Mardi, 28 septembre 2021 08:44:09

Les larmes coulaient sur le visage de Shahid Gill alors qu'il se souvenait du jour où un tribunal pakistanais avait remis sa fille de 13 ans à la garde d'un musulman de 30 ans.

Gill, un catholique romain, travaille comme tailleur dans la ville de Gujranwala, à environ 150 kilomètres (93 miles) de Lahore. Sa fille, Nayab, était une élève de septième classe et travaillait comme aide dans un salon de beauté appartenant à Saddam Hayat. Le 20 mai, Hayat et six autres personnes auraient emmené Nayab chez elle, l'auraient convertie à l'islam et l'auraient forcée à épouser Hayat.

Gill a déclaré que Hayat, déjà marié et père de quatre enfants, avait proposé de former Nayab dans son salon de beauté lorsque son école était fermée en raison de la pandémie de COVID-19.

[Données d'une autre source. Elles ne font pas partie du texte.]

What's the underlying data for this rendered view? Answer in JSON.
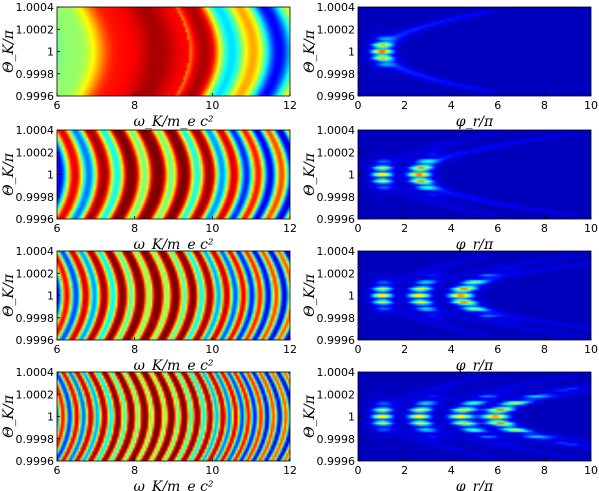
{
  "chart_data": [
    {
      "type": "heatmap",
      "panel": "left-1",
      "xlabel": "ω_K/m_e c²",
      "ylabel": "Θ_K/π",
      "xlim": [
        6,
        12
      ],
      "ylim": [
        0.9996,
        1.0004
      ],
      "xticks": [
        "6",
        "8",
        "10",
        "12"
      ],
      "yticks": [
        "1.0004",
        "1.0002",
        "1",
        "0.9998",
        "0.9996"
      ],
      "pattern": {
        "peak_omega": 8.6,
        "fringes": 4
      }
    },
    {
      "type": "heatmap",
      "panel": "right-1",
      "xlabel": "φ_r/π",
      "ylabel": "Θ_K/π",
      "xlim": [
        0,
        10
      ],
      "ylim": [
        0.9996,
        1.0004
      ],
      "xticks": [
        "0",
        "2",
        "4",
        "6",
        "8",
        "10"
      ],
      "yticks": [
        "1.0004",
        "1.0002",
        "1",
        "0.9998",
        "0.9996"
      ],
      "pattern": {
        "lobes": [
          1
        ]
      }
    },
    {
      "type": "heatmap",
      "panel": "left-2",
      "xlabel": "ω_K/m_e c²",
      "ylabel": "Θ_K/π",
      "xlim": [
        6,
        12
      ],
      "ylim": [
        0.9996,
        1.0004
      ],
      "xticks": [
        "6",
        "8",
        "10",
        "12"
      ],
      "yticks": [
        "1.0004",
        "1.0002",
        "1",
        "0.9998",
        "0.9996"
      ],
      "pattern": {
        "peak_omega": 8.6,
        "fringes": 8
      }
    },
    {
      "type": "heatmap",
      "panel": "right-2",
      "xlabel": "φ_r/π",
      "ylabel": "Θ_K/π",
      "xlim": [
        0,
        10
      ],
      "ylim": [
        0.9996,
        1.0004
      ],
      "xticks": [
        "0",
        "2",
        "4",
        "6",
        "8",
        "10"
      ],
      "yticks": [
        "1.0004",
        "1.0002",
        "1",
        "0.9998",
        "0.9996"
      ],
      "pattern": {
        "lobes": [
          1,
          2.6
        ]
      }
    },
    {
      "type": "heatmap",
      "panel": "left-3",
      "xlabel": "ω_K/m_e c²",
      "ylabel": "Θ_K/π",
      "xlim": [
        6,
        12
      ],
      "ylim": [
        0.9996,
        1.0004
      ],
      "xticks": [
        "6",
        "8",
        "10",
        "12"
      ],
      "yticks": [
        "1.0004",
        "1.0002",
        "1",
        "0.9998",
        "0.9996"
      ],
      "pattern": {
        "peak_omega": 8.6,
        "fringes": 12
      }
    },
    {
      "type": "heatmap",
      "panel": "right-3",
      "xlabel": "φ_r/π",
      "ylabel": "Θ_K/π",
      "xlim": [
        0,
        10
      ],
      "ylim": [
        0.9996,
        1.0004
      ],
      "xticks": [
        "0",
        "2",
        "4",
        "6",
        "8",
        "10"
      ],
      "yticks": [
        "1.0004",
        "1.0002",
        "1",
        "0.9998",
        "0.9996"
      ],
      "pattern": {
        "lobes": [
          1,
          2.6,
          4.4
        ]
      }
    },
    {
      "type": "heatmap",
      "panel": "left-4",
      "xlabel": "ω_K/m_e c²",
      "ylabel": "Θ_K/π",
      "xlim": [
        6,
        12
      ],
      "ylim": [
        0.9996,
        1.0004
      ],
      "xticks": [
        "6",
        "8",
        "10",
        "12"
      ],
      "yticks": [
        "1.0004",
        "1.0002",
        "1",
        "0.9998",
        "0.9996"
      ],
      "pattern": {
        "peak_omega": 8.6,
        "fringes": 16
      }
    },
    {
      "type": "heatmap",
      "panel": "right-4",
      "xlabel": "φ_r/π",
      "ylabel": "Θ_K/π",
      "xlim": [
        0,
        10
      ],
      "ylim": [
        0.9996,
        1.0004
      ],
      "xticks": [
        "0",
        "2",
        "4",
        "6",
        "8",
        "10"
      ],
      "yticks": [
        "1.0004",
        "1.0002",
        "1",
        "0.9998",
        "0.9996"
      ],
      "pattern": {
        "lobes": [
          1,
          2.6,
          4.4,
          5.9
        ]
      }
    }
  ],
  "colormap": [
    "#00008f",
    "#0000ff",
    "#00ffff",
    "#ffff00",
    "#ff0000",
    "#800000"
  ]
}
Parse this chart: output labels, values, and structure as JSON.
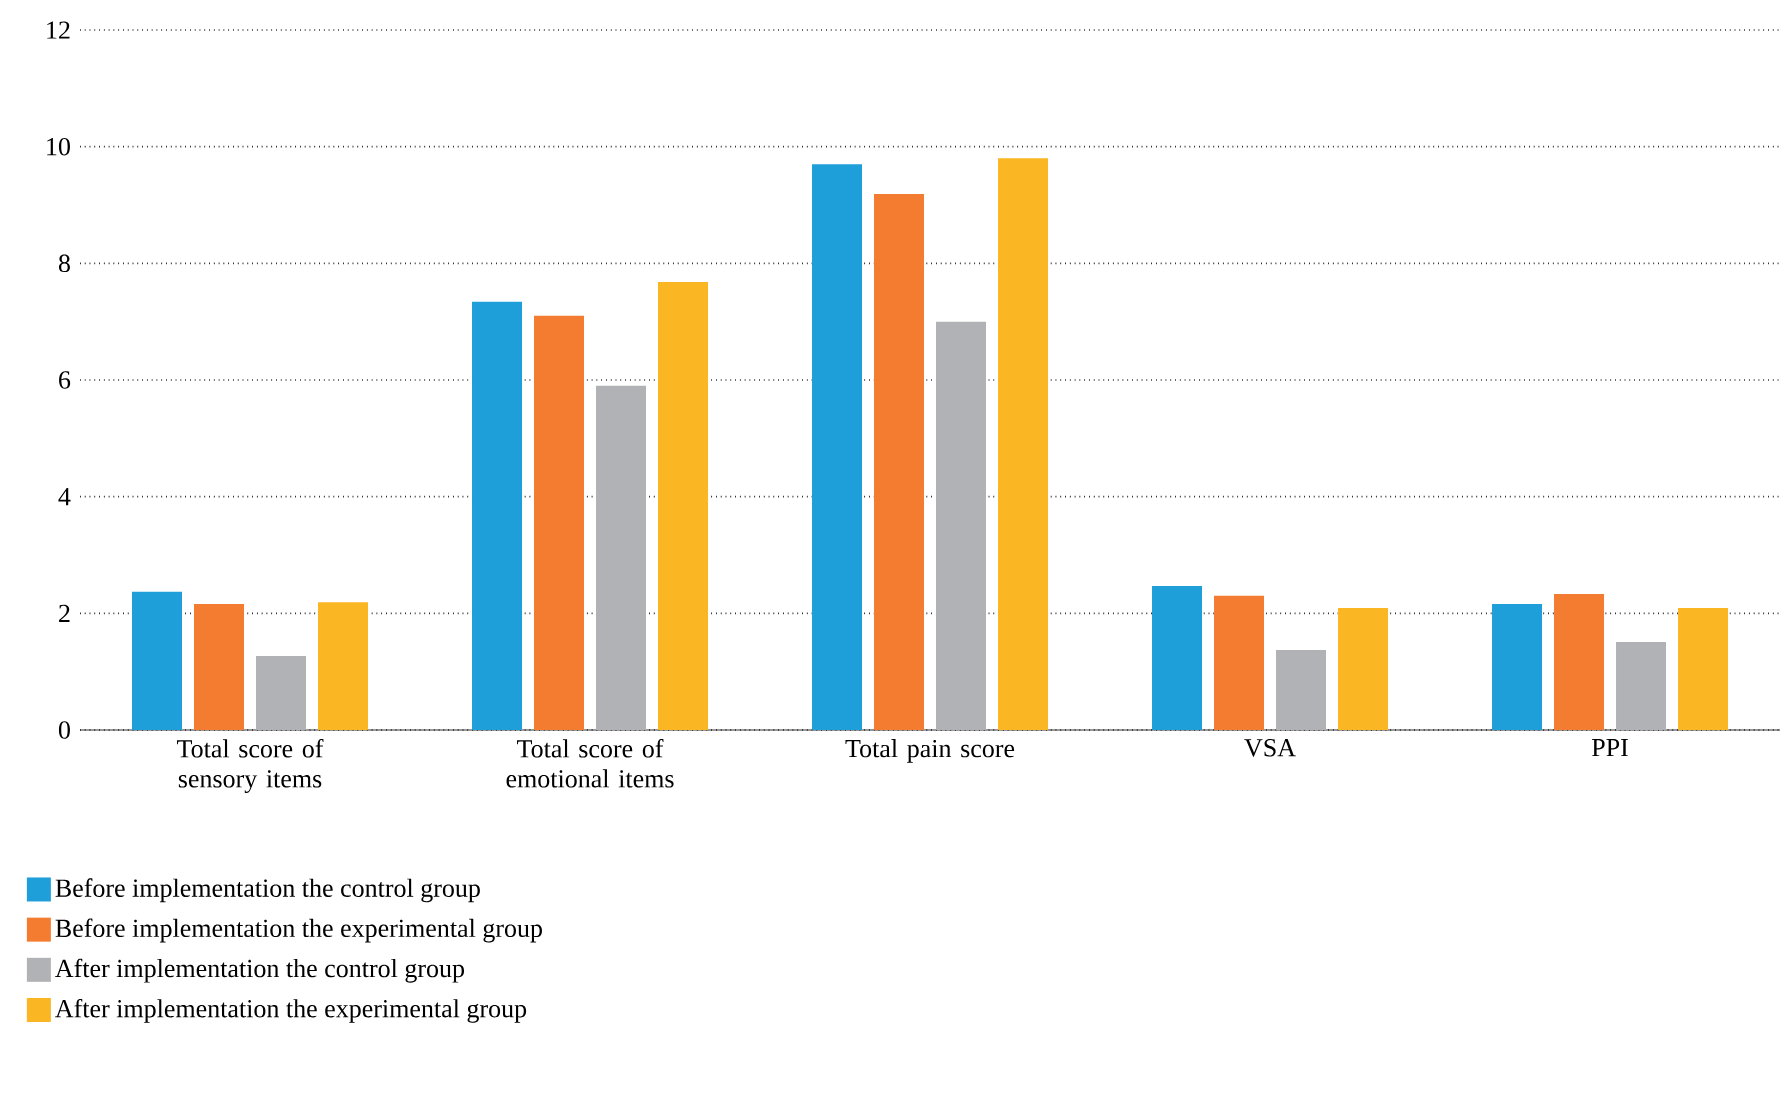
{
  "chart_data": {
    "type": "bar",
    "categories": [
      "Total score of sensory items",
      "Total score of emotional items",
      "Total pain score",
      "VSA",
      "PPI"
    ],
    "series": [
      {
        "name": "Before implementation the control group",
        "color": "#1f9fda",
        "values": [
          2.37,
          7.34,
          9.7,
          2.47,
          2.16
        ]
      },
      {
        "name": "Before implementation the experimental group",
        "color": "#f47c30",
        "values": [
          2.16,
          7.1,
          9.19,
          2.3,
          2.33
        ]
      },
      {
        "name": "After implementation the control group",
        "color": "#b1b2b5",
        "values": [
          1.27,
          5.9,
          7.0,
          1.37,
          1.51
        ]
      },
      {
        "name": "After implementation the experimental group",
        "color": "#fbb623",
        "values": [
          2.19,
          7.68,
          9.8,
          2.09,
          2.09
        ]
      }
    ],
    "ylim": [
      0,
      12
    ],
    "yticks": [
      0,
      2,
      4,
      6,
      8,
      10,
      12
    ],
    "grid": "y",
    "legend": "bottom"
  }
}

« Hayat m'a dit que plutôt que de perdre du temps, Nayab devrait acquérir des compétences en salon pour l'aider à soutenir financièrement la famille », a déclaré Gill à Morning Star News. "Il a même proposé de venir la chercher à la maison et de la déposer après le travail, nous assurant qu'elle était comme sa fille."

Hayat a promis de payer 10 000 roupies (64 $ US) par mois à Nayab, mais a cessé de la payer au bout de quelques mois, a déclaré Gill.

Lorsque Nayab a disparu le matin du 20 mai, Gill et sa femme Samreen se sont rendus chez Hayat pour s'enquérir d'elle, mais sa famille a dit qu'il n'était pas à la maison, a déclaré Gill. Plus tard dans la journée, Hayat les a contactés mais a nié savoir où se trouvait Nayab.

« Il a ensuite proposé de nous aider à la retrouver et nous a également accompagnés à plusieurs endroits pour la rechercher », a déclaré Gill.

Hayat a accompagné la femme de Gill au poste de police pour enregistrer un cas de personne disparue, mais il lui a dit de ne pas mentionner que Nayab travaillait pour lui ou même qu'il l'emmenait au salon, a déclaré Gill.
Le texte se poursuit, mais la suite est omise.